Walensky is making accommodations for the public’s patience — or lack thereof — in addition to company staffing shortages, says Tina Tan, professor of pediatrics, infectious diseases, at Feinberg School of Medicine, Northwestern University.

“This is a compromise,” she said. “They are trying to deal with a real-world situation.” But Tan added a note of caution to those who exit self-isolation. “You are relying on individuals to wear a mask for an additional five days.”

Dr. Luis Ostrosky, division director and professor, infectious diseases at the Department of Internal Medicine at the University of Texas in Houston, told MarketWatch that the new guidelines leverage recent science about omicron.

The highest infectivity period is from the two days prior to symptoms to three days after symptoms, he said, and the new efficacy estimates for vaccines and boosters (75% for people with the booster shot for disease acquisition).

The guidelines, he said, “address the very real need to get people back at work and out in the community in a safe fashion.” They also take into account that vaccines and boosters provide a high level of protection against hospitalization and death.

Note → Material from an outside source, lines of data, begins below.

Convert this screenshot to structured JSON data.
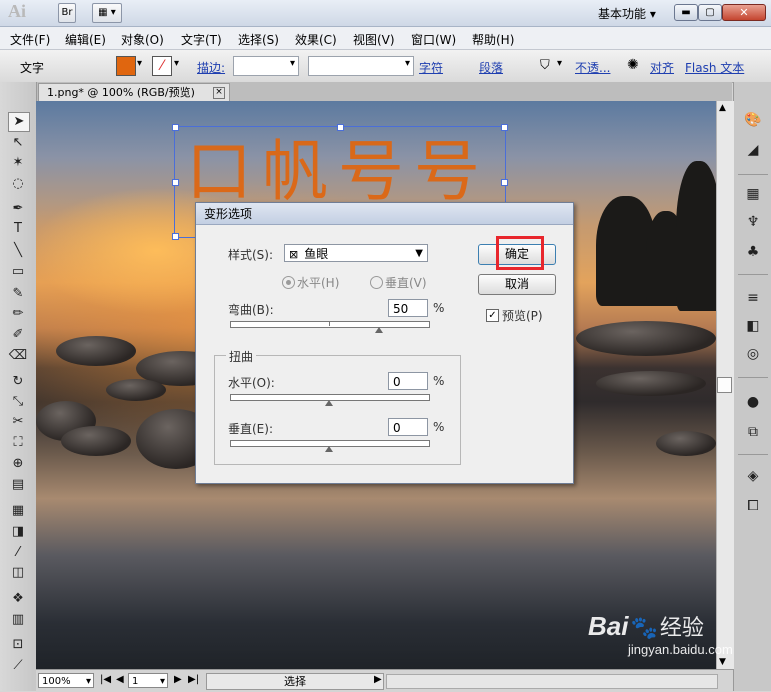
{
  "titlebar": {
    "logo": "Ai",
    "br_label": "Br",
    "workspace": "基本功能"
  },
  "menu": [
    "文件(F)",
    "编辑(E)",
    "对象(O)",
    "文字(T)",
    "选择(S)",
    "效果(C)",
    "视图(V)",
    "窗口(W)",
    "帮助(H)"
  ],
  "controlbar": {
    "tool_name": "文字",
    "stroke_label": "描边:",
    "char_link": "字符",
    "para_link": "段落",
    "opacity_link": "不透...",
    "align_link": "对齐",
    "flash_text_link": "Flash 文本",
    "colors": {
      "fill": "#e0660f"
    }
  },
  "document": {
    "tab_title": "1.png* @ 100% (RGB/预览)",
    "close_glyph": "×"
  },
  "artwork": {
    "text": "口帆号号",
    "color": "#e0660f"
  },
  "dialog": {
    "title": "变形选项",
    "style_label": "样式(S):",
    "style_value": "鱼眼",
    "horizontal_radio": "水平(H)",
    "vertical_radio": "垂直(V)",
    "bend_label": "弯曲(B):",
    "bend_value": "50",
    "percent": "%",
    "distortion_group": "扭曲",
    "dist_h_label": "水平(O):",
    "dist_h_value": "0",
    "dist_v_label": "垂直(E):",
    "dist_v_value": "0",
    "ok_button": "确定",
    "cancel_button": "取消",
    "preview_label": "预览(P)",
    "preview_checked": true,
    "bend_level": 0.75,
    "dist_h_level": 0.5,
    "dist_v_level": 0.5
  },
  "statusbar": {
    "zoom": "100%",
    "artboard": "1",
    "mode": "选择"
  },
  "watermark": {
    "brand": "Bai",
    "brand2": "经验",
    "url": "jingyan.baidu.com"
  },
  "colors": {
    "highlight": "#e8262d",
    "selection": "#4b6ed8"
  }
}
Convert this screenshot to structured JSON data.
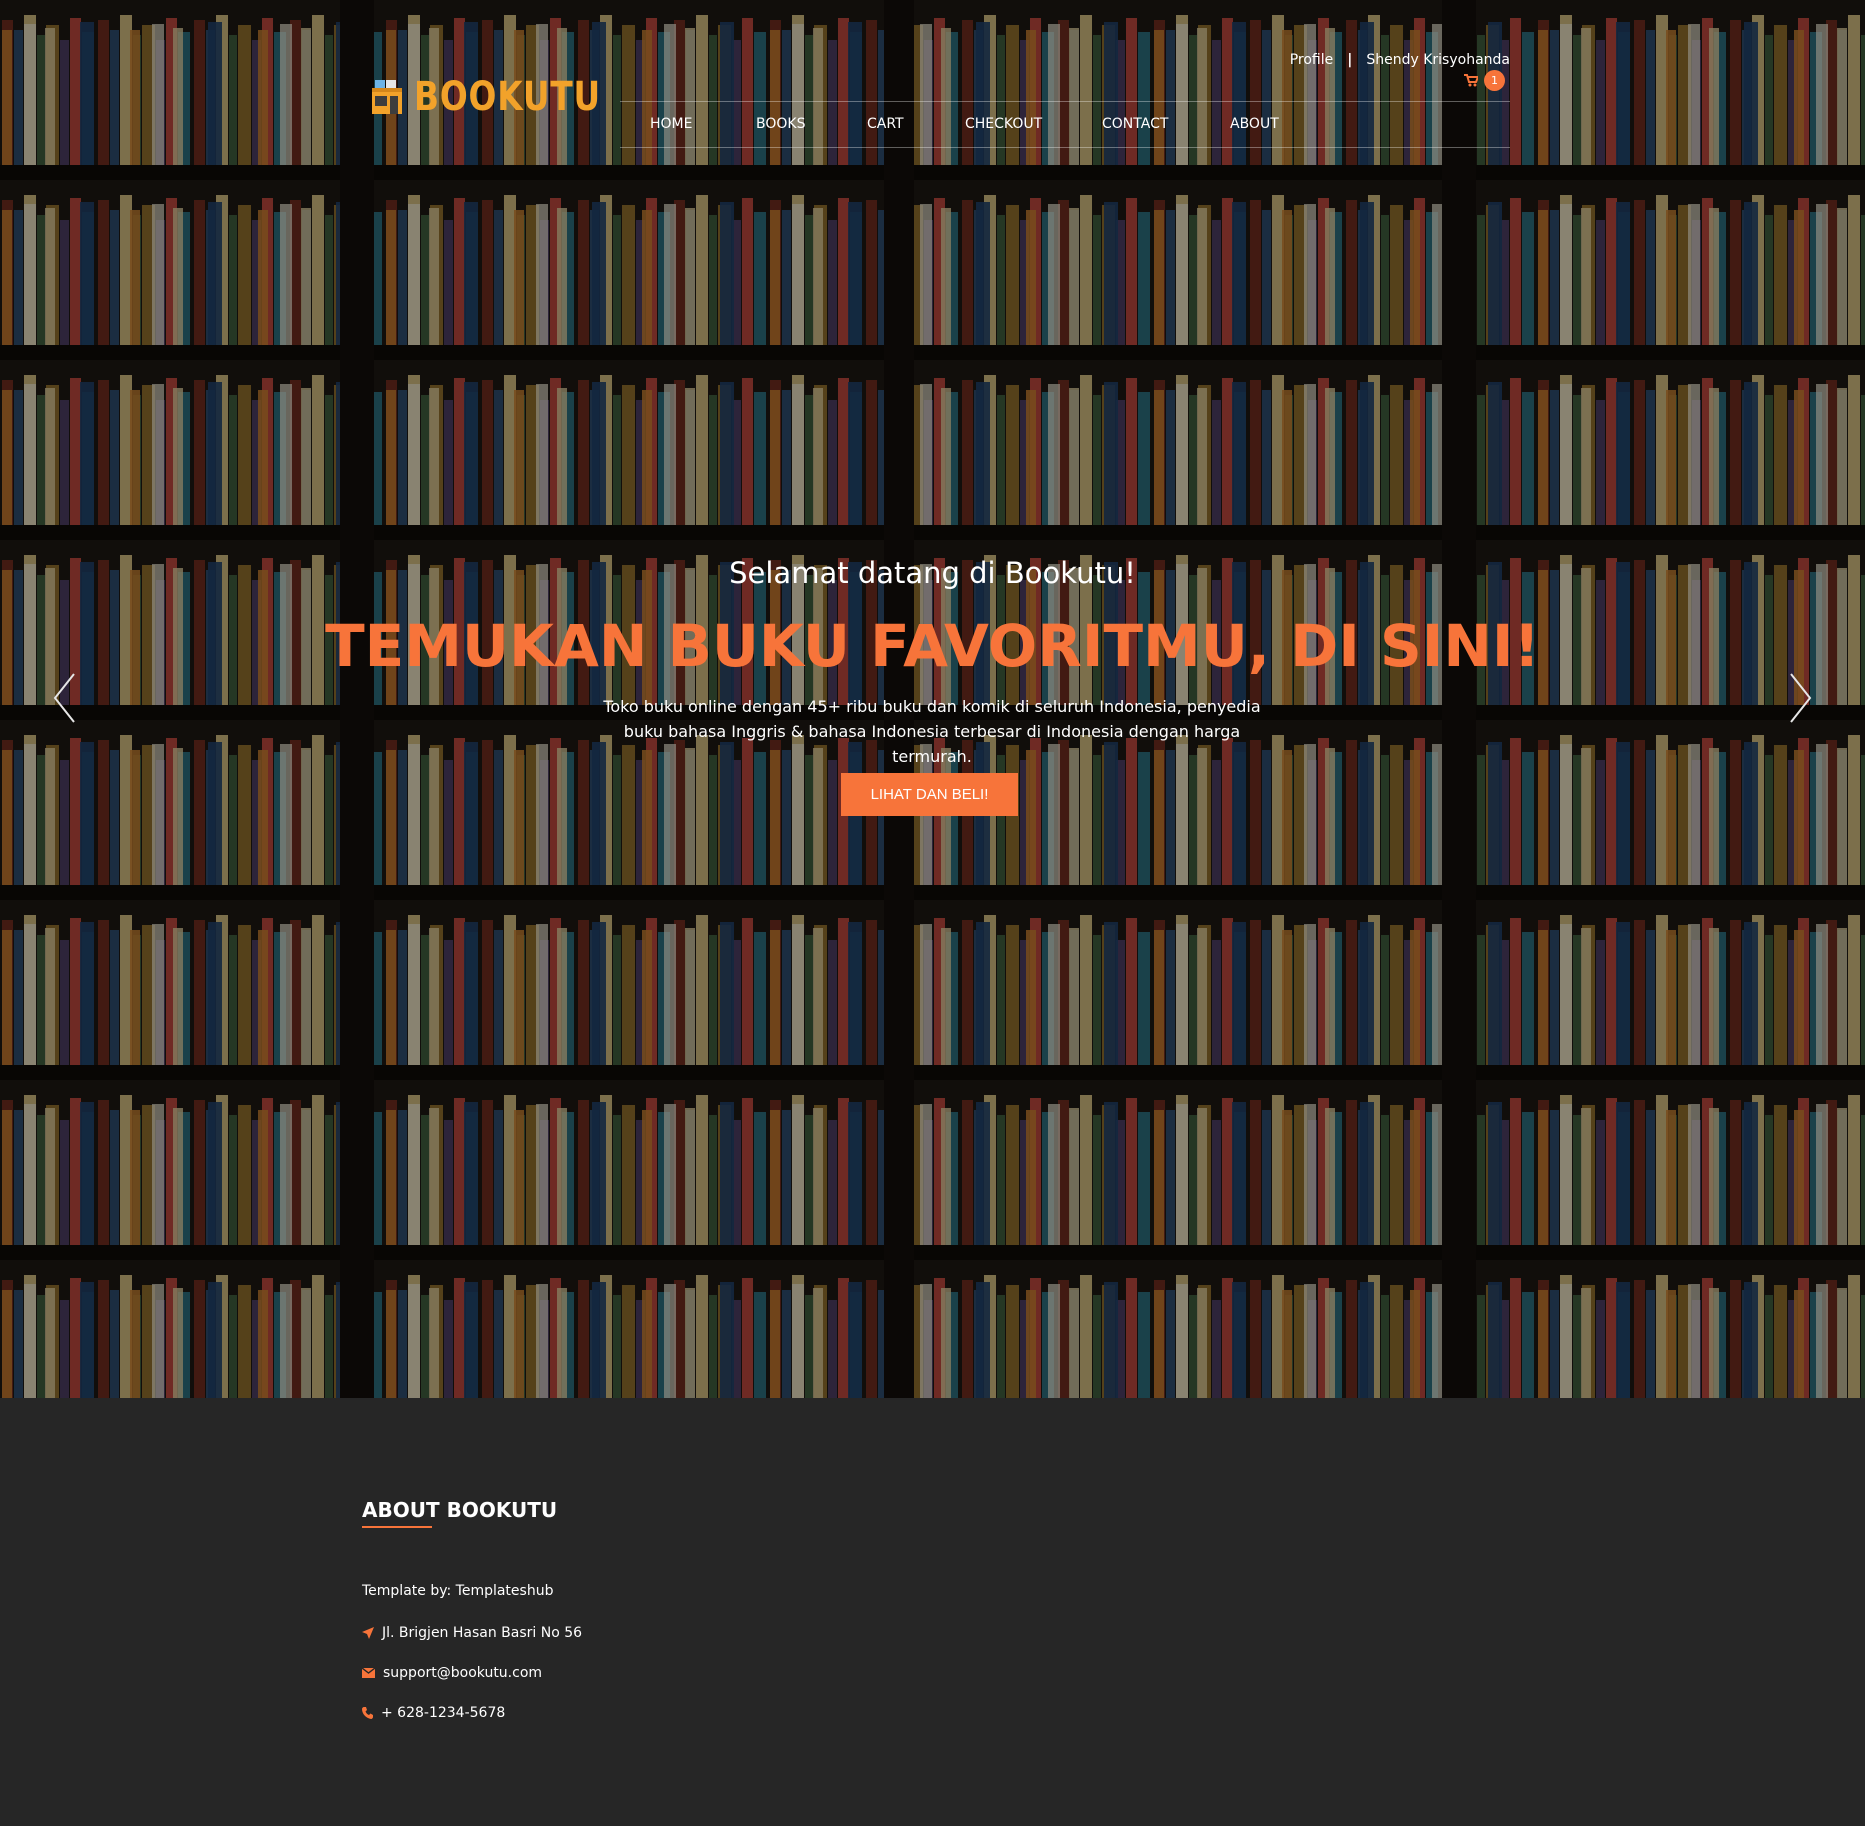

The longer the isolation, the more cases you will pick up. “Even at 14 days, people slip through,” said Dr. Aaron Glatt, chair of the Department of Medicine at Mount Sinai South Nassau. And the shorter the isolation? The opposite is true.

‘Even at 14 days, people slip through.’


— Dr. Aaron Glatt, chair of the Department of Medicine at Mount Sinai South Nassau

The isolation time depends on the patient and severity of the COVID-19 infection. “All guidelines are, by definition, guidelines. They need to be individualized,” he added. An immunocompromised person, for instance, may be contagious for longer.

Poland said the recommendations “are not optimal, they are probability based in order to maintain the economy and in order to maintain medical-care capacity, and in hopes that people will be more willing to follow less onerous guidelines.”

“In Chicago, pediatric hospitalizations for COVID-19 have tripled over the last week. Hospitals in many areas are in an all-hands-on-deck status. We have four states that have higher peaks of COVID than at any time during this pandemic.”

For those who are angry with the CDC and the government, Poland recommends people do some soul-searching. “Each society creates its own pathology. It’s really pretty simple. Wear a mask and get a free vaccine. It’s maddening.”

“There’s nothing you can say to move people,” he told MarketWatch. “They are solidly stuck in their rabbit hole until it happens to them. Then they call me and say I want everything science knows to do, but it’s too late.”

Tan agrees that people are sick of changing rules, wearing masks, staying home, or even feeling under pressure to go to work when they’re not feeling 100%: “So many people are over COVID that they don’t want to deal with it anymore.”